4. How can we allow for persistently displayed usernames whilst still ensuring privacy?
Rationale:
- Showing a persistent username across comments and stories helps show others that it’s a real person interacting with them, and increases sense of trust and community with other workers.
- Lack of trust in their colleagues is one of the key barriers to workers considering collective solutions to their problems at work.
- Using real names is out as we need to show people they are unlikely to suffer repercussions at work from speaking out on a website like this. Need to anonymise the usernames.
- Users may subconsciously give away information about themselves even if choosing an anonymous nickname. They could pick something they use elsewhere, or a name that gives away enough information for someone to guess.
Suggested solution:
- We give people a choice of nickname only from randomly generated ones.
- Nicknames could be a combination of titles, nouns and adjectives, with option to spin again and get another totally random suggestion, but not to edit.
- Three parts to the name could make for a large number of potential names from a
- Funny names and odd ones would make it a fun feature that makes the service more appealing to use – gamifying user registration eg should you take the current suggestion or gamble on a better one?
- Done well and explained well, this could have the beneficial side-effects of making people think more about their security in any comment they’re writing.
- Do we extend this to a randomised avatar as well (eg gravatar) to make content more visually appealing?
5. How can we use user generated content to help us find people online?
Rationale:
- A lot of traffic to this will have to come through search. People are less likely to share their own story if it makes it look like it’s theirs or if they think it could get them into trouble, so social is out for most people.
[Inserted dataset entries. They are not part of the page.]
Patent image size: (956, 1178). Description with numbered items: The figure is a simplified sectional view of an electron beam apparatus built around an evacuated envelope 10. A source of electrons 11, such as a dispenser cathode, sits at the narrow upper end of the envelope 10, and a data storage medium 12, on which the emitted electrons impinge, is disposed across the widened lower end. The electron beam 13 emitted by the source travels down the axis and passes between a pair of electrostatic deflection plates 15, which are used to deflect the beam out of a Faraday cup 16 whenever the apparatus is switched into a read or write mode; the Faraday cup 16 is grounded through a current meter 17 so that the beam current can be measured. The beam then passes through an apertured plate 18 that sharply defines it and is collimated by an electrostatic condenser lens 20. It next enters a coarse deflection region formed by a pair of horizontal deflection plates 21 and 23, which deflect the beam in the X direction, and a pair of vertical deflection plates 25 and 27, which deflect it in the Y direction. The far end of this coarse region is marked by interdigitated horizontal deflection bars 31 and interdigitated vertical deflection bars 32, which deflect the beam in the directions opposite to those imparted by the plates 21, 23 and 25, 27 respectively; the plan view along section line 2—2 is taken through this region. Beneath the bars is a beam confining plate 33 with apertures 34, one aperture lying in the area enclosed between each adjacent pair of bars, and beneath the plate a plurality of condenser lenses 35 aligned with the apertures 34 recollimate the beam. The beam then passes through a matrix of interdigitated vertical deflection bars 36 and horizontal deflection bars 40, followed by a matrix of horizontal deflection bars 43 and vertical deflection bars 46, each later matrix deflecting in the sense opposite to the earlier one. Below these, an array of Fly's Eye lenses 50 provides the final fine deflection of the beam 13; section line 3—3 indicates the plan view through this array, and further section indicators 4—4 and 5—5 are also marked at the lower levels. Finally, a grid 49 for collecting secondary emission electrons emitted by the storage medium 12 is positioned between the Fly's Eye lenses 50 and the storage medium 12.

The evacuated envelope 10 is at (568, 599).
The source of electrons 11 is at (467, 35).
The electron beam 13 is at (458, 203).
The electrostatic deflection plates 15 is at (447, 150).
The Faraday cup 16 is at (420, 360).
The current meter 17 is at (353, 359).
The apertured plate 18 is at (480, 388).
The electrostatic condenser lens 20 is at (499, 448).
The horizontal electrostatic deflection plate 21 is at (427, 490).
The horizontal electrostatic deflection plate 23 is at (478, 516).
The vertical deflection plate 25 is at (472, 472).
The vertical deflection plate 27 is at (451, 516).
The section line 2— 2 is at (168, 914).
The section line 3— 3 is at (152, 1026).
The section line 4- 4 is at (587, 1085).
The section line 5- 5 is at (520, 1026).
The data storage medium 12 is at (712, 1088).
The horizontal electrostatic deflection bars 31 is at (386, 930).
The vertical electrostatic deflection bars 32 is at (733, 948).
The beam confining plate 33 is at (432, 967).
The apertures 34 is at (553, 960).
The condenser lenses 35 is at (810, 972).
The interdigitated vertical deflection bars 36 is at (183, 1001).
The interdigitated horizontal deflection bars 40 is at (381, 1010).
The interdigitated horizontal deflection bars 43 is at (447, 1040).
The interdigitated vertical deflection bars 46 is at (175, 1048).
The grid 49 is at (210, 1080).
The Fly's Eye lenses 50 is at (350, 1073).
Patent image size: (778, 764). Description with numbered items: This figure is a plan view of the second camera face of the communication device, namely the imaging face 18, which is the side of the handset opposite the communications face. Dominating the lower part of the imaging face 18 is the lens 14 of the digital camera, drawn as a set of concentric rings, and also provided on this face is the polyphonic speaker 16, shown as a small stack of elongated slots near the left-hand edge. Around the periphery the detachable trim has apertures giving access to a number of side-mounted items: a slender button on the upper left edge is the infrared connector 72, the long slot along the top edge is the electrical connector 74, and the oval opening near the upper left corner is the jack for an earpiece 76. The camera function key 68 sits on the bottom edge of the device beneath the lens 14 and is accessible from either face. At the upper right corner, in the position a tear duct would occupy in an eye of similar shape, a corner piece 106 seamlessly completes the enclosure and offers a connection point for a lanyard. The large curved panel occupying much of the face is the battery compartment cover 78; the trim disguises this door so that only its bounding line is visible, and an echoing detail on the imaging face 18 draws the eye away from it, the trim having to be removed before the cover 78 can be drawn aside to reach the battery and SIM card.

- We will be publishing lots of content about companies, issues and industries. How do we display that content such that it will do well in search engines?
- We have to find a way to let users categorise content that will be transparent to people. Using straight SIC & SOC codes for example is complicated & will reduce completions. But if we use a tagging system we could end up with too many different tags, and content that could be linked together would not get enough results to make a decent page.
- It’s very hard to talk about employers in a way that makes sense to people – with agency subcontracting, holding companies and subsidiaries getting in the way. Could we do something like matching workplace data from Google maps instead? Could this become a learning system, able to help decide which sectors companies work in, based on initial links that people are making?
Suggested solution:
- Display lists of content by industry, employer, issue. Surround them with content that makes it likely it will do well in search.
- Find a way to integrate google maps data or other source into identifying employers.